Pagina:Zola - Il paradiso delle signore - 1936 - Mondadori.pdf/180


zola

Dionisia avrebbe sorriso se la domanda non l’avesse gettata in un’angoscia indicibile.

— Come, dieci franchi? — mormorò. — Che è accaduto?

Gianni si fece rosso e cominciò aveva trovata la sorella d’un suo compagno...

Ma Dionisia lo fece subito chetare, impacciata piú di lui, e non avendo davvero bisogno di sapere il resto. Già due altre volte era venuto di corsa a pregarla di simili prestiti; ma la prima volta si trattava soltanto d’un franco e venticin que, la seconda volta d’un franco e mezzo. Era inutile: ricascava sempre negli stessi imbrogli.

— Ma io dieci franchi non te li posso dare! — riprese Dionisia. — Ci ho ancora da pagare la mesata di Beppino, e ho i quattrini proprio per l’appunto. Mi rimarrà appena tanto da comprarmi gli stivaletti, e non ne posso fare a meno. Tu non ci pensi mica a queste cose, Gianni: e fai male, malissimo.

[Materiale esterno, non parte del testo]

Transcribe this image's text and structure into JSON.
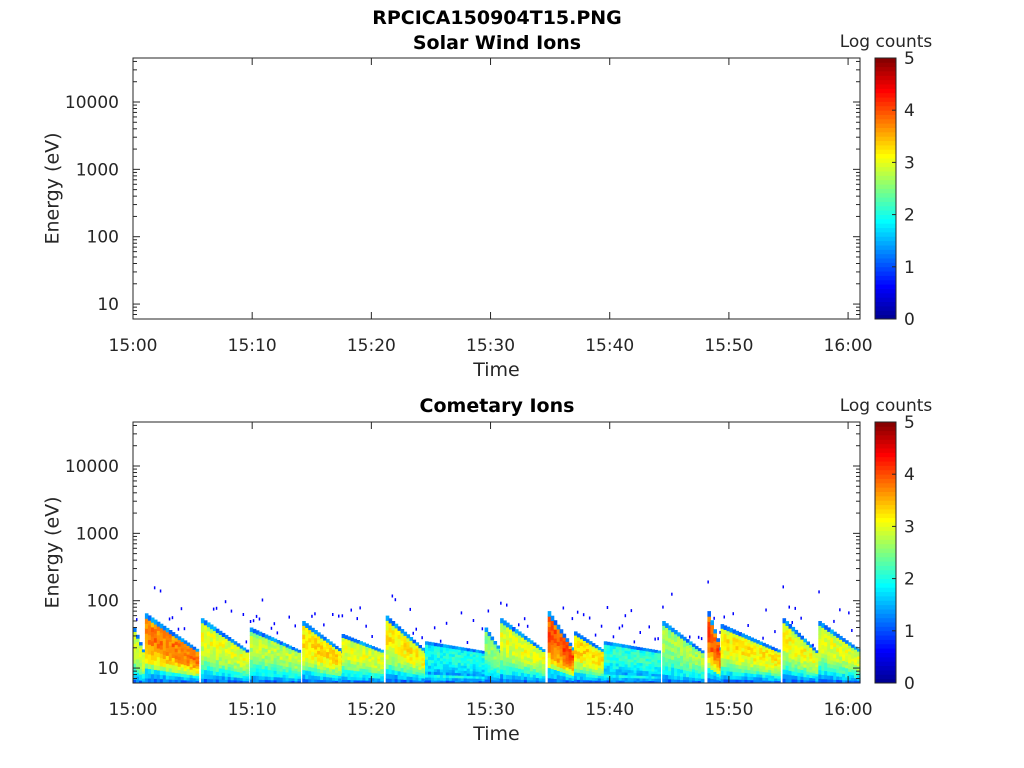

— Allora sono un uomo rovinato — ripeté Gianni con un gesto tragico. Sta’ a sentire, sorellina mia. È un bel pezzo di ragazza bruna; siamo andati al caffè col fratello, io credevo che pagassero loro...

Dové interromperlo un’altra volta; ma negli occhi gli apparivano lacrime in pelle in pelle, a quel suo caro scervellato, e le toccò tirar fuori il portamonete e cavarne una moneta da dieci franchi che gli fece scivolare in mano. Allora Gianni si mise a ridere:

— Lo sapevo io!... Ma ti do la parola d’onore che questa è l’ultima volta! Bisognerebbe essere troppo birbante!